If you've ever been on holiday and fantastised about owning a home in that idyllic destination, Australian company Kohab has a radical idea: split the bill with someone else.
Kohab is the new online service connecting like-minded house hunters with dream homes they can purchase together. While the opportunity is there for everyone, co-ownership is ideal for those looking for a holiday residence, where a successful timeshare is more likely.
The website aims to cover all the bases in one location, from displaying the property listings, to offering standardised or customisable legal agreements, and mortgage and insurance advice.

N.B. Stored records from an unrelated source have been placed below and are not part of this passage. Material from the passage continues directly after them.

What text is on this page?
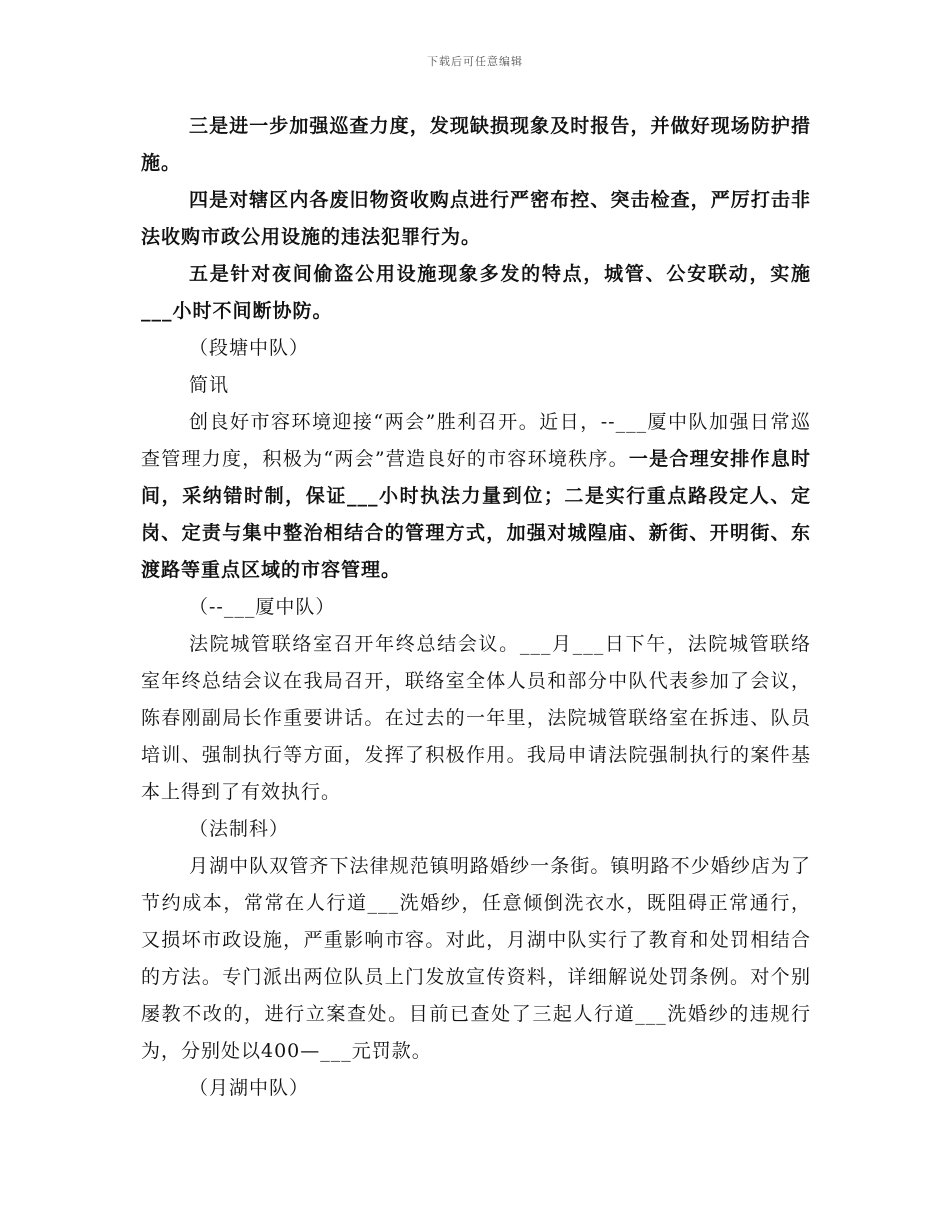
下载后可任意编辑

三是进一步加强巡查力度，发现缺损现象及时报告，并做好现场防护措施。

四是对辖区内各废旧物资收购点进行严密布控、突击检查，严厉打击非法收购市政公用设施的违法犯罪行为。

五是针对夜间偷盗公用设施现象多发的特点，城管、公安联动，实施___小时不间断协防。

（段塘中队）

简讯

创良好市容环境迎接“两会”胜利召开。近日，--___厦中队加强日常巡查管理力度，积极为“两会”营造良好的市容环境秩序。一是合理安排作息时间，采纳错时制，保证___小时执法力量到位；二是实行重点路段定人、定岗、定责与集中整治相结合的管理方式，加强对城隍庙、新街、开明街、东渡路等重点区域的市容管理。

（--___厦中队）

法院城管联络室召开年终总结会议。___月___日下午，法院城管联络室年终总结会议在我局召开，联络室全体人员和部分中队代表参加了会议，陈春刚副局长作重要讲话。在过去的一年里，法院城管联络室在拆违、队员培训、强制执行等方面，发挥了积极作用。我局申请法院强制执行的案件基本上得到了有效执行。

（法制科）

月湖中队双管齐下法律规范镇明路婚纱一条街。镇明路不少婚纱店为了节约成本，常常在人行道___洗婚纱，任意倾倒洗衣水，既阻碍正常通行，又损坏市政设施，严重影响市容。对此，月湖中队实行了教育和处罚相结合的方法。专门派出两位队员上门发放宣传资料，详细解说处罚条例。对个别屡教不改的，进行立案查处。目前已查处了三起人行道___洗婚纱的违规行为，分别处以400—___元罚款。

（月湖中队）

While it's daunting to imagine trusting other people - let alone complete strangers - with your little slice of paradise, Kohab Co-Founder, David Dawson, believes other pioneers of the shared economy prepared us for the jump. Thanks to the phenomenal success of companies like Uber and Airbnb, people's ideas of buying, selling and sharing have shifted.
"The shared economy relies on people doing the right thing by each other, and of course there are occasions that doesn’t happen, but I think ultimately it encourages people to behave properly and do the right thing," David suggests. "And it’s so much more fun if you’re doing it with other people than on your own, right?"
If you're a still a little concerned, David says a co-ownership agreement is designed to ease your worries.
"I think setting the ground rules - the ground rules being a co-ownership agreement - is the most important thing to do first," David emphasises. "It's also obviously [about] picking the right people to buy with, [but] once you’ve got that organised and you’ve got your team lined up, then the co-ownership agreement is critical."
Co-ownership agreements aim to legally protect all buyers in the event someone dies, goes bankrupt or wants to sell the property. It also establishes the agreed-upon ways the house will be used.
For instance, consider who is buying the home and when will they want to stay there? Will you live there together? If it's a holiday home, and you're all buyers with young families, will you share the space for the school holidays or take it in shifts?
You would also want to figure out if you're happy to leave the house empty, or if the parties are happy leasing or lending it to others.
While this can and should take a while to consider, once the co-ownership agreement is locked in, the rest comes down to decency.
"I think people in the shared economy need to be more flexible and more willing to compromise and do the right thing by other people. I think it’s a sign of maturity," David confirms.